1. On the WS-Trust STS tab, click Configure WS-Trust STS.
  2. On the Protocol Settings tab,
    1. In the Partner Service Identifier field, enter urn:federation:MicrosoftOnline. Click Add.
    2. In the same field, enter the active logon URI.
      To get this value, take the URL that was passed as the ActiveLogOnUri parameter to the Set-MsolDomainFederationSettings PowerShell cmdlet, then remove the URI scheme.
      pf01.contoso.com:9031/idp/sts.wst
    3. From the Default Token Type list, select SAML 1.1 for Office 365.
    4. Click Next.
  3. On the Token Lifetime tab, click Next.
  4. On the Token Creation tab, configure the token.
    1. Click Configure Token Creation.
    2. On the Attribute Contract tab, map the following attributes, and then click Next.
      Attribute Attribute Name Format

      ImmutableID

      http://schemas.microsoft.com/LiveID/Federation/2008/05

      UPN

      http://schemas.xmlsoap.org/claims

      SAML_NAME_FORMAT

      http://schemas.xmlsoap.org/claims
    3. On the Request Contract tab, click Next.
    4. On the IdP Token Processor Mapping tab, click Map New Token Processor Instance.
    5. On the Token Processor Instance tab, from the Token Processor Instance list, select UsernameTokenProcessor. Click Next.
    6. If you have virtual server IDs for multiple subdomains: on Virtual Server IDs tab, select the Restrict Virtual Server IDs check box.
    7. Select the check box for the virtual server ID that represents the subdomain associated with this token processor. Click Next.
      For more information, see Restricting a token processor to certain virtual server IDs in the PingFederate documentation.
      Tip:

      If you have a single token processor for users across multiple subdomains, create an OGNL expression verify the virtual server ID and other conditions, such as group membership.
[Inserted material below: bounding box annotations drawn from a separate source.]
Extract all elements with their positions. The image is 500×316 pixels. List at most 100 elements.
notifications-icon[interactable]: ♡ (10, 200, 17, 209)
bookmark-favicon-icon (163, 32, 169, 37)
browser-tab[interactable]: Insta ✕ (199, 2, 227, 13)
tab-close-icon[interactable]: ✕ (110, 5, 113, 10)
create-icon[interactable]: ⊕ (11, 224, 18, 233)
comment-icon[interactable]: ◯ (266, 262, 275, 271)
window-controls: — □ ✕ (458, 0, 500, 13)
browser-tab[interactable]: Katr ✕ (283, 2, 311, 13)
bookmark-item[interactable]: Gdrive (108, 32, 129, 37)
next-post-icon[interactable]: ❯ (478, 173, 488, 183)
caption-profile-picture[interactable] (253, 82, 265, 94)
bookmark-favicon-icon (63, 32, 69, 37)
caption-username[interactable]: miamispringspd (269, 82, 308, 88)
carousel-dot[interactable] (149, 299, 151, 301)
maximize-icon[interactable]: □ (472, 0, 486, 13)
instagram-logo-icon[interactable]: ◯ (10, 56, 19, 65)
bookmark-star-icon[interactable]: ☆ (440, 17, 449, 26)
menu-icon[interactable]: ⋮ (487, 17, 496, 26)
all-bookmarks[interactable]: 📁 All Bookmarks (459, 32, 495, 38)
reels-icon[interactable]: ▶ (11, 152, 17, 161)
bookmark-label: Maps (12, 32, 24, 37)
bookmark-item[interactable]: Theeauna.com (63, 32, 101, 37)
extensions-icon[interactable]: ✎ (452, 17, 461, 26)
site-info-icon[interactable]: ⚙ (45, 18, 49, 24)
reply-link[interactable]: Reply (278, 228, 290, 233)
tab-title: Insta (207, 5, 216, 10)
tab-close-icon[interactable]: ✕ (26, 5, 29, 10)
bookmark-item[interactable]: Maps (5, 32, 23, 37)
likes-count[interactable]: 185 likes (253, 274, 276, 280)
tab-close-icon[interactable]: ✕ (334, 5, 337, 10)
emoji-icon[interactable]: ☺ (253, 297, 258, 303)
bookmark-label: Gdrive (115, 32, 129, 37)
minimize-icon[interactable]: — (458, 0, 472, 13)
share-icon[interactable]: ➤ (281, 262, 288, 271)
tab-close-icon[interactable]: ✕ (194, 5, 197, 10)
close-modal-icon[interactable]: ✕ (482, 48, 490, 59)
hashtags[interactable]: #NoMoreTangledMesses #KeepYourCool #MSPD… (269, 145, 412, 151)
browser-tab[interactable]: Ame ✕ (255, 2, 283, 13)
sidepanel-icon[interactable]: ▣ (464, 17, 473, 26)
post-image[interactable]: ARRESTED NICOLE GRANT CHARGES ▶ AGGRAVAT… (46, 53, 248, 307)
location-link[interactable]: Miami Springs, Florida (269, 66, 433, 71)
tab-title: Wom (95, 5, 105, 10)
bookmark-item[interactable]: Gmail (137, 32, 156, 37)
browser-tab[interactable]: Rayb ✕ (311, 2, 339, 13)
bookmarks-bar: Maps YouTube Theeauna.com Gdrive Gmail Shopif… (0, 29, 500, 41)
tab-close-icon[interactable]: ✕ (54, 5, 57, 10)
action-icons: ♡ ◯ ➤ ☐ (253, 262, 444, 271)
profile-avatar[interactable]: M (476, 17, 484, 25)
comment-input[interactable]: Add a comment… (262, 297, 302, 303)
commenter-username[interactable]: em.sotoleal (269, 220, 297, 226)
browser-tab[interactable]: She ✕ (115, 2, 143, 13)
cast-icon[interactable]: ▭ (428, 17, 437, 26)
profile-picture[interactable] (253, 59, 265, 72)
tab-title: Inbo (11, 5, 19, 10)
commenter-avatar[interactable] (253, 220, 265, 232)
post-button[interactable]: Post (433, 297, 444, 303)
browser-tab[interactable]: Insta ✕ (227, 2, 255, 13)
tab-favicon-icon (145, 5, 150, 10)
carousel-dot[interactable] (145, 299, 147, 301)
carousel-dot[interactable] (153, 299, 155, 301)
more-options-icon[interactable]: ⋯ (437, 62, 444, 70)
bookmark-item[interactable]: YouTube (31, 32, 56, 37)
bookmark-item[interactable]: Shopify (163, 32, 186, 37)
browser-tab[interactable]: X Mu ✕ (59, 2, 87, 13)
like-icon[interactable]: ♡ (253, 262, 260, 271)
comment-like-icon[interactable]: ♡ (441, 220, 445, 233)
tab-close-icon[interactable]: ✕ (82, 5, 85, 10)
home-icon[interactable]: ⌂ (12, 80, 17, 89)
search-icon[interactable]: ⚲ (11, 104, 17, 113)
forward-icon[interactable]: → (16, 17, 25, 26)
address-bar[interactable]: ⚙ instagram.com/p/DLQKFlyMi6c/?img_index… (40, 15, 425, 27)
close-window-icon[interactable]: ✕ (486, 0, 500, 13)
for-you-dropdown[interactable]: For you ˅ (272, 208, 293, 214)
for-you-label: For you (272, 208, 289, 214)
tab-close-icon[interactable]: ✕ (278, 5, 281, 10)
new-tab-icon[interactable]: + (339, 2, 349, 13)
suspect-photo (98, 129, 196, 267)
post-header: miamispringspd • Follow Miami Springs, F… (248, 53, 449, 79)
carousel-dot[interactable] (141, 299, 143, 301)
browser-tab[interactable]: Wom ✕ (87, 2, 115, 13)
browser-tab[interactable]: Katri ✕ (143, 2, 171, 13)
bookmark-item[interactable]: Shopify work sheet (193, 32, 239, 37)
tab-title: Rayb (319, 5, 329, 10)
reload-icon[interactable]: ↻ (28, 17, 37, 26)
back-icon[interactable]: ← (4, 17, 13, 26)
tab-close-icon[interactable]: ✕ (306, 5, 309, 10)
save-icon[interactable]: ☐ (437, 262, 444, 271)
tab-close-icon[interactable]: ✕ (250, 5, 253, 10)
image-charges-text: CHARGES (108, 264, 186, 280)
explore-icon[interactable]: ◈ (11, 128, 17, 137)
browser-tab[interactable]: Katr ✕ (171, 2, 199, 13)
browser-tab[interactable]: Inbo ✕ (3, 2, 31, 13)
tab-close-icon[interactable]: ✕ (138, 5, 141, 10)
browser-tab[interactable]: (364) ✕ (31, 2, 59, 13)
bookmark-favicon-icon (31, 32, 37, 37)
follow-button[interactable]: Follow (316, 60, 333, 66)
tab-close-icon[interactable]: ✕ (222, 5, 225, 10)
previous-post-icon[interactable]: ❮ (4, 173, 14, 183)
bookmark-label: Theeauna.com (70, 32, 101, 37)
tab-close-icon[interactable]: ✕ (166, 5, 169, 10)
      For help with OGNL expressions, see Defining issuance criteria for IdP Browser SSO, Enabling and disabling expressions and Constructing OGNL expressions in the PingFederate documentation.

    8. On the Attribute Retrieval tab, select Retrieve additional attributes from data stores to fulfill the attribute contract. Click Next.
    9. On the Attribute Sources & User Lookup tab, complete the steps in Configuring attribute source and user lookup for token processors, and then click Next.
    10. On the Attribute Contract Fulfillment tab, create the following mappings, and then click Next.
      Attribute Contract Source Value

      ImmutableID

      LDAP (<Your datastore>)

      objectGUID

      SAML_NAME_FORMAT

      Text

      urn:oasis:names:tc:SAML:1.1:nameid-format:unspecified

      TOKEN_SUBJECT

      LDAP (<Your datastore>)

      objectGUID

      UPN

      LDAP (<Your datastore>)

      userPrincipalName
    11. If you use a single token translator instances for users in multiple subdomain, on the Issuance Criteria tab, create an OGNL expression verify the virtual server ID and other conditions, such as group membership.
      Note:

      For help with OGNL expressions, see Defining issuance criteria for IdP Browser SSO, Enabling and disabling expressions and Constructing OGNL expressions in the PingFederate documentation.

    12. Click Next.
    13. On the Summary tab, click Done.
    14. If you have more token processor instances (Username or Kerberos token processors), repeat steps d–l for each one.
      Note:

      When completing step f, each username token processor must have a different virtual server ID.

    15. On the Token Creation > IdP Token Processor Mapping tab, click Next.
    16. On the Summary tab, click Done.
  5. On the WS-Trust STS > Token Creation tab, click Next.
  6. On the Summary tab, click Done.
  7. On the SP Connection > WS-Trust STS tab, click Next.